August 14, 2012
Controversy swirls around Canada Cup winners
By BOB ELLIOTT, QMI Agency
The 24th annual Canada Cup is over.
Controversy surrounding outfielder Gareth Morgan not being on the Ontario team is not.
Morgan has spent two years on the Canadian junior national team, but was not selected for the Ontario team which went 8-0, extending its winning streak to 15 games at the nationals.
“This victory was particularly satisfying because of the pressure we felt due to unfair remarks published in the media attributed to a member of the junior national team coaching staff regarding the selection process,” said Ontario coach Marc Picard, after Ontario beat British Columbia 9-8 late Sunday night at Labatt Memorial Park.
Even in the gold medal afterglow Picard was upset from criticism from another coach.
“No representative of the JNT was present at either tryout camp which form the primary basis for player selection,” Picard said.
And Picard was upset over the fact neither he or his team were not congratulated by junior team coaches.
“We were extremely disappointed no attempt was made to contact members of our staff prior to the comments being made,” Picard said. “Further, no member of the JNT coaching staff approached the Ontario coaching staff at any point during the tournament and were nowhere to be found at the concluding ceremonies.”
Baseball Canada program co-ordinator Kelsey McIntosh congratulated Picard and his Ontario win during the post-game ceremonies. The coaches did not.
“This certainly tainted an impressive performance as very few times has a team gone undefeated in this tournament, particularly when a number of outstanding players were unavailable,” said Picard.
He was referring to Ontario Terriers players from last year’s gold-medal winning team who were age-eligible but were not allowed to attend tryouts since the Terriers are no longer part of the Premier League of Ontario. The same goes for other teams no allowed to try out.
Former major leaguer and international star Adam Stern, a coach with the junior team, made like Larry Walker and blasted the selection process for Ontario’s entry as the 24th annual Baseball Canada national championship began in London.
“Morgan should be here,” Stern told the London Free Press last week. “He’s a draw. He’s the kind of player people come out to the park to watch. What I’m supposed to do is pick players I think can compete at the junior level international. What better way than to see them play against a player like him?
“I coached him in the Dominican (this summer) and there’s no doubt in my mind he can play in the Canada Cup.”
When Picard and his staff of Scott Robinson, Chris Papalia and Kyle Sheppard selected the team Picard explained Morgan has all the tools to be an outstanding player and would probably play in next year’s event but he and his staff thought “there are more polished players defensively in terms of this tournament.”
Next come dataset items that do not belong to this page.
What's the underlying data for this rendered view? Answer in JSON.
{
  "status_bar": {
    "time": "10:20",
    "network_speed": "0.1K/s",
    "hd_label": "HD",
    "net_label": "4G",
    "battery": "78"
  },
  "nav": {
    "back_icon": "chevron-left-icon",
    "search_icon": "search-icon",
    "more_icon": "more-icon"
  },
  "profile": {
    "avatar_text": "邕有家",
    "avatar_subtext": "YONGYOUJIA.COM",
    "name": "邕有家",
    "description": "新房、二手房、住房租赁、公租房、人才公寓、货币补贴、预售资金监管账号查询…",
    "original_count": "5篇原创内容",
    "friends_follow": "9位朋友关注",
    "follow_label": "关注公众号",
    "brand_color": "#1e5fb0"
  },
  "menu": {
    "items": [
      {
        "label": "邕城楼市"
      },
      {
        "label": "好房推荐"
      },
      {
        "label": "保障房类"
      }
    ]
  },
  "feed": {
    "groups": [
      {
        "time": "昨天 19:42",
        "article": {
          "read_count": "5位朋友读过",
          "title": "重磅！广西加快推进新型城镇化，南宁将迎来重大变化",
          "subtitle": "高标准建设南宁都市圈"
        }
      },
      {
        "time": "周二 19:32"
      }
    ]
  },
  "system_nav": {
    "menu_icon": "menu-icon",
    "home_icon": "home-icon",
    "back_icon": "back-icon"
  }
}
Juston Orton hit .400 for Ontario while other outfielders Daniel Procopio hit .333, Daniel Bignall .300, J.D. Osborne .250 and Danny Beaver hit .143.
Ontario hit one home run (Sean Ratcliffe) but stole 23 bases.
“We won because of three reasons: our speed, Malik Collymore and catcher Matt Deneau,” Picard said.
Collymore was named the best offensive player of the tourney hitting .586 (12-for-21) with four doubles, two triples and 14 RBIs, including five in the gold-medal game.
Trailing 3-2 in the fourth, Ontario had the bases loaded when B.C.’s Connor Noble retired the first two hitters in the Ontario lineup and got ahead of Collymore on back-to-back curve balls running the count to 1-2.
“I choked up, he threw another curve which hung a little,” said Collymore, who lined the ball over the centre fielder’s head for a bases-clearing triple putting Ontario into the lead for good.
“With the Ontario Blue Jays last year we won the regionals and went 2-2 at the Mickey Mantle World Series in Farmington, N.M.,” said Collymore. “That was a great experience, but this is better. I like being No. 1.”
The next inning Collymore hit a two-run single to left.
Collymore credited his father Lawrence “for always pushing him to go to the batting cages,” and Ontario Blue Jays coach Sean Travers for giving him confidence.
Besides hitting .429, second to only Collymore, catcher Deneau threw out B.C.’s Curtis Kostuk at third base to end the fifth and Tyler O’Neill at third for the first out of the sixth.
Deneau earned top catching honours, while lefty J.P. Stevenson of Prince Edward Island earned the top pitching honours. Stevenson was 2-0 in two starts with a 1.00 ERA, striking out 13 in 14 innings.